A 57-year-old male diabetic and alcoholic cirrhotic patient, on transplant list, entered the emergency room with general malaise and dyspnea. After exams collection on admission, leukocytosis and increased C-reactive protein were identified, and antibiotic therapy was started with Piperacillin plus Tazobactam. The patient developed renal dysfunction with hyperkalaemia and acidosis, in addition to hyponatremia, being referred to the intensive care unit with fluctuating level of consciousness, with massive ascites, worsening of ventilatory patterns, but hemodynamically stable. He evolved with the need for orotracheal intubation (OTI) after 5 days of the admission, and the diagnosis of coronavirus (COVID-19) was confirmed, in addition to acute deep vein thrombosis, requiring anticoagulant therapy.
The general condition worsened, with the patient presenting upper gastrointestinal bleeding 7 days after the OTI, requiring transfusion of red blood cells and cryoprecipitate, in addition to the introduction of vasoactive drugs. Terlipressin was started and referred for angiotomography with gastric and esophageal varices of large caliber being identified, and endoscopy band ligation. The patient showed improvement in ventilatory patterns, but continued to have subsequent bleeding with a drop in hematocrit to 24%. In spite of endoscopy treatment, TIPS was indicated to control recurrence of upper digestive bleeding.
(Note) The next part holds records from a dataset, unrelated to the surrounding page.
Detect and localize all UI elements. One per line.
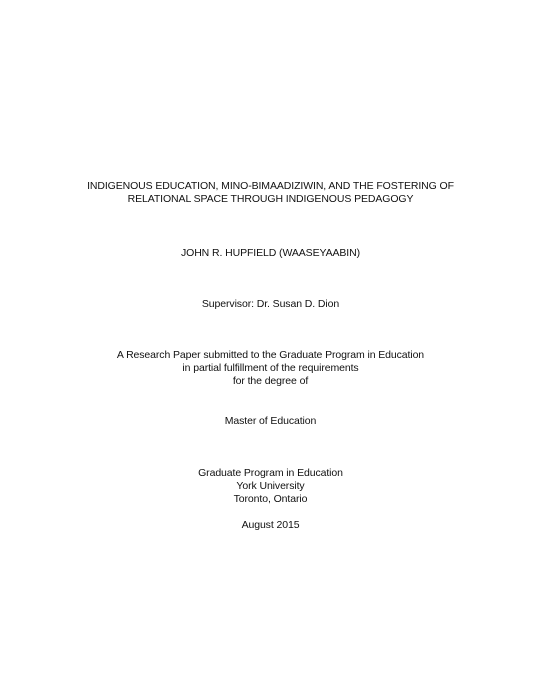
institution-location: Toronto, Ontario bbox=[233, 493, 308, 505]
author-line: JOHN R. HUPFIELD (WAASEYAABIN) bbox=[180, 247, 361, 259]
author-name bbox=[0, 247, 541, 260]
title-line-2: RELATIONAL SPACE THROUGH INDIGENOUS PEDAGOGY bbox=[127, 193, 414, 205]
date-line: August 2015 bbox=[241, 519, 300, 531]
submission-line-1: A Research Paper submitted to the Graduate Program in Education bbox=[116, 349, 425, 361]
paper-title bbox=[0, 180, 541, 206]
degree-line: Master of Education bbox=[224, 415, 317, 427]
submission-date bbox=[0, 519, 541, 532]
institution-program: Graduate Program in Education bbox=[198, 467, 343, 479]
degree-name bbox=[0, 415, 541, 428]
submission-line-2: in partial fulfillment of the requirements bbox=[182, 362, 359, 374]
supervisor-line: Supervisor: Dr. Susan D. Dion bbox=[201, 298, 340, 310]
institution bbox=[0, 467, 541, 506]
title-line-1: INDIGENOUS EDUCATION, MINO-BIMAADIZIWIN, AND THE FOSTERING OF bbox=[87, 180, 454, 192]
institution-university: York University bbox=[236, 480, 305, 492]
supervisor bbox=[0, 298, 541, 311]
submission-statement bbox=[0, 349, 541, 388]
submission-line-3: for the degree of bbox=[232, 375, 309, 387]
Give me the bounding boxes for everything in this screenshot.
Liver function was consistent with Child C 10, MELD 30, bilirubin was 3,1mg/dl, platelets 30.000/mm3, INR 2,4 and Albumin 2,1 mg/dl.
Before and after the procedure, all recommended safety and secutiry measures by World Health Organization (WHO) have been adopted.
For the interventional radiologist, the mandatory individual equipment consists of use of appropriate PPE for standard, contact and airborne precautions. N95 or PFF2 standard masks or equivalent, and gowns, gloves, eye protection, aprons and shoes covers. These control measures described are important to minimize intra-institutional spread of SARS-CoV-2 and COVID-19, and should not be underestimated (1).
Standard TIPS access has started from the right internal jugular vein, guided by Ultrasound and fluoroscopy, followed by the 12F introducer implant. Right hepatic vein was catheterized through a MP catheter and a portogram was performed. The access of right portal vein branch was performed with RUPS-100 (Figure 1), followed by catheterization with hydrophilic guidewire and introduction of pigtail catheter to measure the stent and a pre-dilatation of the transhepatic path. IVC pressure was 17 mmHg, and indirect portal vein pressure measured 38 mmHg.
Stent implantation was performed with VIATORR 10mm x 8cm (Gore), followed by dilatation of the TIPS stent with Mustang 10mm balloon (Boston Scientific). A post-venoplasty portogram (Figure 2) showed improvement in IVC pressure (29 mmHg), and direct portal vein pressure (21 mmHg). The portosystemic gradient was 21 mmHg and drop to 8 mmHg.
There were no immediate complications with the procedure. At 2-weeks follow-up, the patient reported no symptoms of portal hypertension, including no further episodes of bleeding, and achieved a significant improvement in lung function, resulting in extubation, as well as in computed tomographic pattern (Figure 3).